Pursuant the share exchange agreement signed on January 5, 2017 the Company filed Form 14C PRE with the SEC on January 5, 2017 to give notice to all stockholders of NGFC that the majority shareholders have approved the share exchange agreement and the amendment to the Articles of Incorporation. Subsequently we filed Form 14C DEF on January 17, 2017. We filed the Amended Articles of Incorporation on January 18, 2017 with the State of Florida and received the certification of Amended and Restated Articles of Incorporation from the State of Florida on January 20, 2017.


This Current Report on Form 8-K contains forward-looking statements within the meaning of the Private Securities Litigation Reform Act of 1995. All statements, other than statements of historical fact, made in this Current Report on Form 8-K are forward looking and subject to change. The Company cautions that these forward-looking statements are subject to risks, uncertainties and assumptions, many of which are beyond the Company's control, which may cause actual results and events to differ materially from those indicated in the forward-looking statements. Additional information concerning other factors is contained under the headings "Risk Factors" and "Management Discussion and Analysis of Financial Condition and Results of Operations" in the Company's filing on Form 10-K and any subsequent Forms filed with the Securities and Exchange Commission, which are incorporated by reference. The Company undertakes no obligation to release publicly any revisions to forward-looking statements as the result of subsequent events or developments.


Item 9.01 Financial Statements and Exhibits

 

(1.1)

Annual Report on Form 10-K for the fiscal year ended September 30, 2016 filed with the SEC on January 13, 2017


(1.2)

Share Exchange Agreement with Quest Energy Inc. signed on January 5, 2017 filed with the SEC on January 13, 2017 as Exhibit 10.7.


(1.3)

Form 14C DEF filed with the SEC on January 17, 2017


(1.4)

NGFC Equities, Inc.

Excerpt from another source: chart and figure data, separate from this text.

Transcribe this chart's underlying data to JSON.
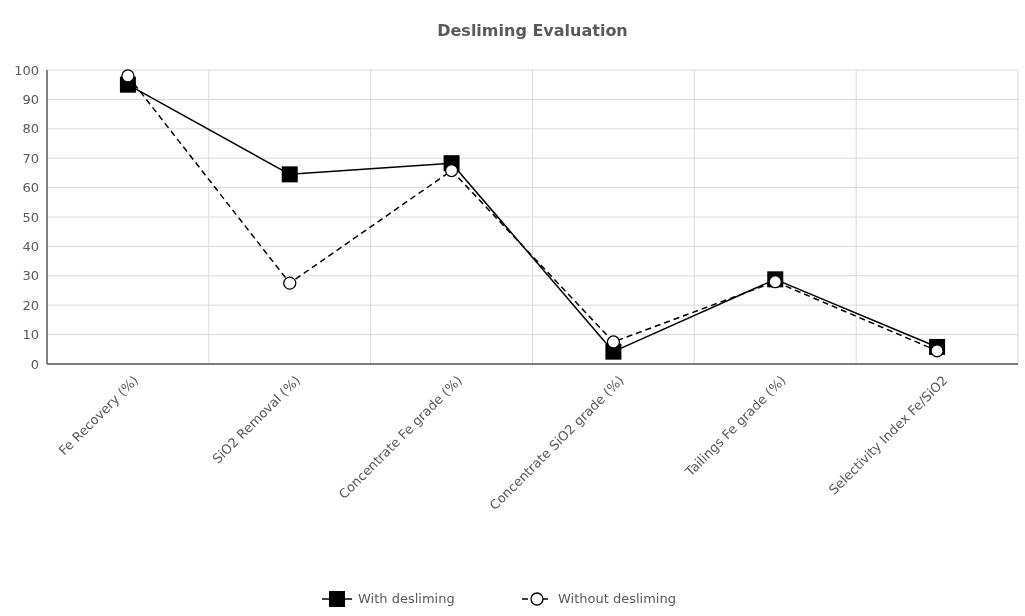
{
  "chart_data": {
    "type": "line",
    "title": "Desliming Evaluation",
    "categories": [
      "Fe Recovery (%)",
      "SiO2 Removal (%)",
      "Concentrate Fe grade (%)",
      "Concentrate SiO2 grade (%)",
      "Tailings Fe grade (%)",
      "Selectivity Index Fe/SiO2"
    ],
    "series": [
      {
        "name": "With desliming",
        "color": "#000000",
        "marker": "square",
        "line_style": "solid",
        "values": [
          95,
          64.5,
          68.3,
          4.2,
          28.8,
          5.8
        ]
      },
      {
        "name": "Without desliming",
        "color": "#000000",
        "marker": "circle",
        "line_style": "dashed",
        "values": [
          98,
          27.5,
          65.8,
          7.5,
          28,
          4.5
        ]
      }
    ],
    "ylim": [
      0,
      100
    ],
    "yticks": [
      0,
      10,
      20,
      30,
      40,
      50,
      60,
      70,
      80,
      90,
      100
    ],
    "grid": true,
    "legend": "bottom"
  }
}
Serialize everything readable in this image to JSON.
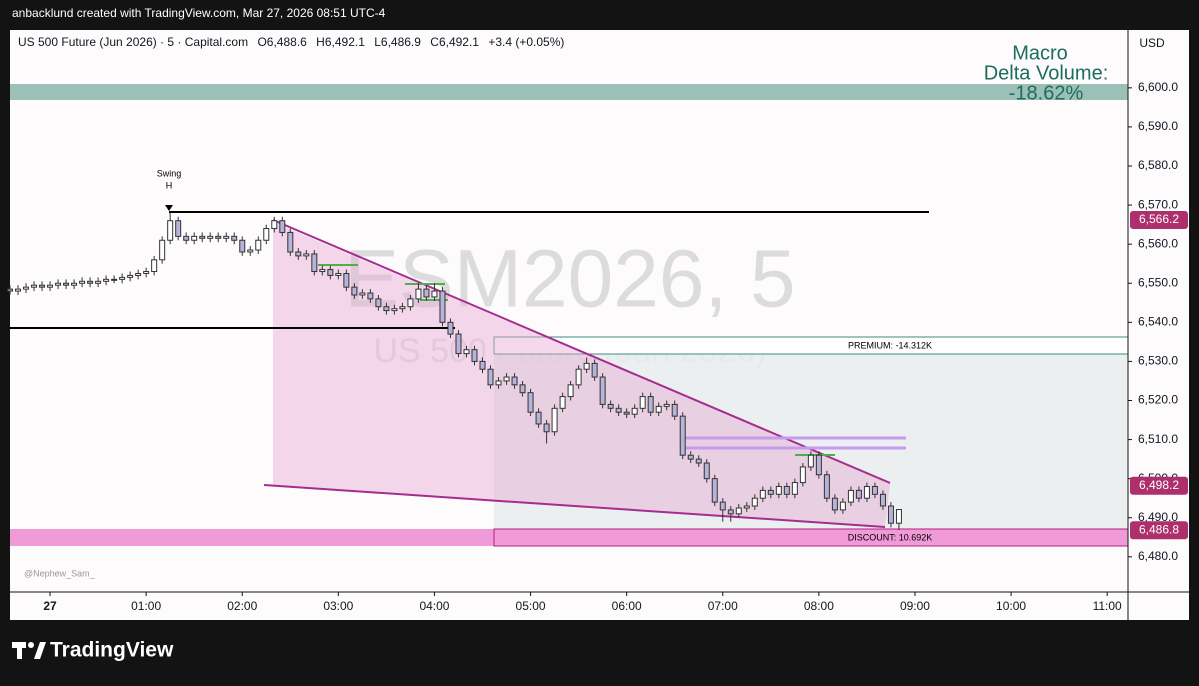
{
  "header": {
    "credit": "anbacklund created with TradingView.com, Mar 27, 2026 08:51 UTC-4"
  },
  "symbol_bar": {
    "symbol": "US 500 Future (Jun 2026) · 5 · Capital.com",
    "open": "O6,488.6",
    "high": "H6,492.1",
    "low": "L6,486.9",
    "close": "C6,492.1",
    "change": "+3.4 (+0.05%)"
  },
  "currency": "USD",
  "watermark": {
    "ticker": "ESM2026, 5",
    "name": "US 500 Future (Jun 2026)"
  },
  "indicator": {
    "line1": "Macro",
    "line2": "Delta Volume:",
    "line3": "-18.62%"
  },
  "labels": {
    "swing1": "Swing",
    "swing2": "H",
    "premium": "PREMIUM: -14.312K",
    "discount": "DISCOUNT: 10.692K",
    "author": "@Nephew_Sam_"
  },
  "footer": {
    "brand": "TradingView"
  },
  "chart_data": {
    "type": "candlestick",
    "xlim": [
      -25,
      673
    ],
    "ylim": [
      6471,
      6614.8
    ],
    "xticks": [
      {
        "value": 0,
        "label": "27"
      },
      {
        "value": 60,
        "label": "01:00"
      },
      {
        "value": 120,
        "label": "02:00"
      },
      {
        "value": 180,
        "label": "03:00"
      },
      {
        "value": 240,
        "label": "04:00"
      },
      {
        "value": 300,
        "label": "05:00"
      },
      {
        "value": 360,
        "label": "06:00"
      },
      {
        "value": 420,
        "label": "07:00"
      },
      {
        "value": 480,
        "label": "08:00"
      },
      {
        "value": 540,
        "label": "09:00"
      },
      {
        "value": 600,
        "label": "10:00"
      },
      {
        "value": 660,
        "label": "11:00"
      }
    ],
    "yticks": [
      {
        "value": 6480,
        "label": "6,480.0"
      },
      {
        "value": 6490,
        "label": "6,490.0"
      },
      {
        "value": 6500,
        "label": "6,500.0"
      },
      {
        "value": 6510,
        "label": "6,510.0"
      },
      {
        "value": 6520,
        "label": "6,520.0"
      },
      {
        "value": 6530,
        "label": "6,530.0"
      },
      {
        "value": 6540,
        "label": "6,540.0"
      },
      {
        "value": 6550,
        "label": "6,550.0"
      },
      {
        "value": 6560,
        "label": "6,560.0"
      },
      {
        "value": 6570,
        "label": "6,570.0"
      },
      {
        "value": 6580,
        "label": "6,580.0"
      },
      {
        "value": 6590,
        "label": "6,590.0"
      },
      {
        "value": 6600,
        "label": "6,600.0"
      }
    ],
    "price_tags": [
      {
        "value": 6566.2,
        "label": "6,566.2"
      },
      {
        "value": 6498.2,
        "label": "6,498.2"
      },
      {
        "value": 6486.8,
        "label": "6,486.8"
      }
    ],
    "tag_color": "#ad2f6b",
    "up_color": "#ffffff",
    "down_color": "#b7b3d9",
    "x": [
      -25,
      -20,
      -15,
      -10,
      -5,
      0,
      5,
      10,
      15,
      20,
      25,
      30,
      35,
      40,
      45,
      50,
      55,
      60,
      65,
      70,
      75,
      80,
      85,
      90,
      95,
      100,
      105,
      110,
      115,
      120,
      125,
      130,
      135,
      140,
      145,
      150,
      155,
      160,
      165,
      170,
      175,
      180,
      185,
      190,
      195,
      200,
      205,
      210,
      215,
      220,
      225,
      230,
      235,
      240,
      245,
      250,
      255,
      260,
      265,
      270,
      275,
      280,
      285,
      290,
      295,
      300,
      305,
      310,
      315,
      320,
      325,
      330,
      335,
      340,
      345,
      350,
      355,
      360,
      365,
      370,
      375,
      380,
      385,
      390,
      395,
      400,
      405,
      410,
      415,
      420,
      425,
      430,
      435,
      440,
      445,
      450,
      455,
      460,
      465,
      470,
      475,
      480,
      485,
      490,
      495,
      500,
      505,
      510,
      515,
      520,
      525,
      530
    ],
    "candles": [
      [
        6548.5,
        6549.5,
        6547,
        6548
      ],
      [
        6548,
        6549.5,
        6547,
        6548.5
      ],
      [
        6548.5,
        6550,
        6547.5,
        6549
      ],
      [
        6549,
        6550.5,
        6548,
        6549.5
      ],
      [
        6549.5,
        6550.5,
        6548,
        6549
      ],
      [
        6549,
        6550.5,
        6548,
        6549.5
      ],
      [
        6549.5,
        6551,
        6548.5,
        6550
      ],
      [
        6550,
        6551,
        6548.5,
        6549.5
      ],
      [
        6549.5,
        6551,
        6548.5,
        6550
      ],
      [
        6550,
        6551.5,
        6549,
        6550.5
      ],
      [
        6550.5,
        6551.5,
        6549,
        6550
      ],
      [
        6550,
        6551.5,
        6549,
        6550.5
      ],
      [
        6550.5,
        6552,
        6549.5,
        6551
      ],
      [
        6551,
        6552,
        6550,
        6551
      ],
      [
        6551,
        6552.5,
        6550,
        6551.5
      ],
      [
        6551.5,
        6553,
        6550.5,
        6552
      ],
      [
        6552,
        6553.5,
        6551,
        6552.5
      ],
      [
        6552.5,
        6554,
        6551.5,
        6553
      ],
      [
        6553,
        6557,
        6552,
        6556
      ],
      [
        6556,
        6562,
        6555,
        6561
      ],
      [
        6561,
        6568,
        6560,
        6566
      ],
      [
        6566,
        6567,
        6561,
        6562
      ],
      [
        6562,
        6563,
        6560,
        6561
      ],
      [
        6561,
        6563,
        6560,
        6562
      ],
      [
        6562,
        6563,
        6560.5,
        6561.5
      ],
      [
        6561.5,
        6563,
        6560.5,
        6562
      ],
      [
        6562,
        6563,
        6560.5,
        6561.5
      ],
      [
        6561.5,
        6563,
        6560.5,
        6562
      ],
      [
        6562,
        6563,
        6560,
        6561
      ],
      [
        6561,
        6562,
        6557,
        6558
      ],
      [
        6558,
        6559.5,
        6557,
        6558.5
      ],
      [
        6558.5,
        6562,
        6557.5,
        6561
      ],
      [
        6561,
        6565,
        6560,
        6564
      ],
      [
        6564,
        6567,
        6563,
        6566
      ],
      [
        6566,
        6567,
        6562,
        6563
      ],
      [
        6563,
        6564,
        6557,
        6558
      ],
      [
        6558,
        6559,
        6556,
        6557
      ],
      [
        6557,
        6558.5,
        6556,
        6557.5
      ],
      [
        6557.5,
        6558.5,
        6552,
        6553
      ],
      [
        6553,
        6554.5,
        6552,
        6553.5
      ],
      [
        6553.5,
        6554.5,
        6551,
        6552
      ],
      [
        6552,
        6553.5,
        6551,
        6552.5
      ],
      [
        6552.5,
        6553.5,
        6548,
        6549
      ],
      [
        6549,
        6550,
        6546,
        6547
      ],
      [
        6547,
        6548.5,
        6546,
        6547.5
      ],
      [
        6547.5,
        6548.5,
        6545,
        6546
      ],
      [
        6546,
        6547,
        6543,
        6544
      ],
      [
        6544,
        6545,
        6542,
        6543
      ],
      [
        6543,
        6544.5,
        6542,
        6543.5
      ],
      [
        6543.5,
        6545,
        6542.5,
        6544
      ],
      [
        6544,
        6547,
        6543,
        6546
      ],
      [
        6546,
        6550,
        6545,
        6548.5
      ],
      [
        6548.5,
        6549.5,
        6545.5,
        6546.5
      ],
      [
        6546.5,
        6550,
        6545.5,
        6548
      ],
      [
        6548,
        6549,
        6539,
        6540
      ],
      [
        6540,
        6541,
        6536,
        6537
      ],
      [
        6537,
        6538,
        6531,
        6532
      ],
      [
        6532,
        6534,
        6531,
        6533
      ],
      [
        6533,
        6534,
        6529,
        6530
      ],
      [
        6530,
        6531,
        6527,
        6528
      ],
      [
        6528,
        6529,
        6523,
        6524
      ],
      [
        6524,
        6526,
        6523,
        6525
      ],
      [
        6525,
        6527,
        6524,
        6526
      ],
      [
        6526,
        6527,
        6523,
        6524
      ],
      [
        6524,
        6525,
        6521,
        6522
      ],
      [
        6522,
        6523,
        6516,
        6517
      ],
      [
        6517,
        6518,
        6513,
        6514
      ],
      [
        6514,
        6515,
        6509,
        6512
      ],
      [
        6512,
        6519,
        6511,
        6518
      ],
      [
        6518,
        6522,
        6517,
        6521
      ],
      [
        6521,
        6525,
        6520,
        6524
      ],
      [
        6524,
        6529,
        6523,
        6528
      ],
      [
        6528,
        6531,
        6527,
        6529.5
      ],
      [
        6529.5,
        6530.5,
        6525,
        6526
      ],
      [
        6526,
        6527,
        6518,
        6519
      ],
      [
        6519,
        6520,
        6517,
        6518
      ],
      [
        6518,
        6519,
        6516,
        6517
      ],
      [
        6517,
        6518,
        6515.5,
        6516.5
      ],
      [
        6516.5,
        6519,
        6515.5,
        6518
      ],
      [
        6518,
        6522,
        6517,
        6521
      ],
      [
        6521,
        6522,
        6516,
        6517
      ],
      [
        6517,
        6519.5,
        6516,
        6518.5
      ],
      [
        6518.5,
        6520,
        6517.5,
        6519
      ],
      [
        6519,
        6520,
        6515,
        6516
      ],
      [
        6516,
        6517,
        6505,
        6506
      ],
      [
        6506,
        6507,
        6504,
        6505
      ],
      [
        6505,
        6506,
        6503,
        6504
      ],
      [
        6504,
        6505,
        6499,
        6500
      ],
      [
        6500,
        6501,
        6493,
        6494
      ],
      [
        6494,
        6495,
        6489,
        6492
      ],
      [
        6492,
        6493,
        6489,
        6491
      ],
      [
        6491,
        6493.5,
        6490,
        6492.5
      ],
      [
        6492.5,
        6494,
        6491.5,
        6493
      ],
      [
        6493,
        6496,
        6492,
        6495
      ],
      [
        6495,
        6498,
        6494,
        6497
      ],
      [
        6497,
        6498,
        6495,
        6496
      ],
      [
        6496,
        6499,
        6495,
        6498
      ],
      [
        6498,
        6499,
        6495,
        6496
      ],
      [
        6496,
        6500,
        6495,
        6499
      ],
      [
        6499,
        6504,
        6498,
        6503
      ],
      [
        6503,
        6507,
        6502,
        6506
      ],
      [
        6506,
        6507,
        6500,
        6501
      ],
      [
        6501,
        6502,
        6494,
        6495
      ],
      [
        6495,
        6496,
        6491,
        6492
      ],
      [
        6492,
        6495,
        6491,
        6494
      ],
      [
        6494,
        6498,
        6493,
        6497
      ],
      [
        6497,
        6498,
        6494,
        6495
      ],
      [
        6495,
        6499,
        6494,
        6498
      ],
      [
        6498,
        6499,
        6495,
        6496
      ],
      [
        6496,
        6497,
        6492,
        6493
      ],
      [
        6493,
        6494,
        6487.5,
        6488.6
      ],
      [
        6488.6,
        6492.1,
        6486.9,
        6492.1
      ]
    ]
  }
}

Amended and Restated Article of Incorporation as of January 19, 2017  (Filed herewith)


SIGNATURES


Pursuant to the requirements of the Securities Exchange Act of 1934, the registrant has duly caused this report to be signed on its behalf by the undersigned hereunto duly authorized.



NGFC Equities Inc.

(Registrant)


Date  January 25, 2017

/S/ I. Andrew Weeraratne

(Signature)*

I Andrew Weeraratne

Chief Executive Officer


*Print name and title of the signing officer under his signature.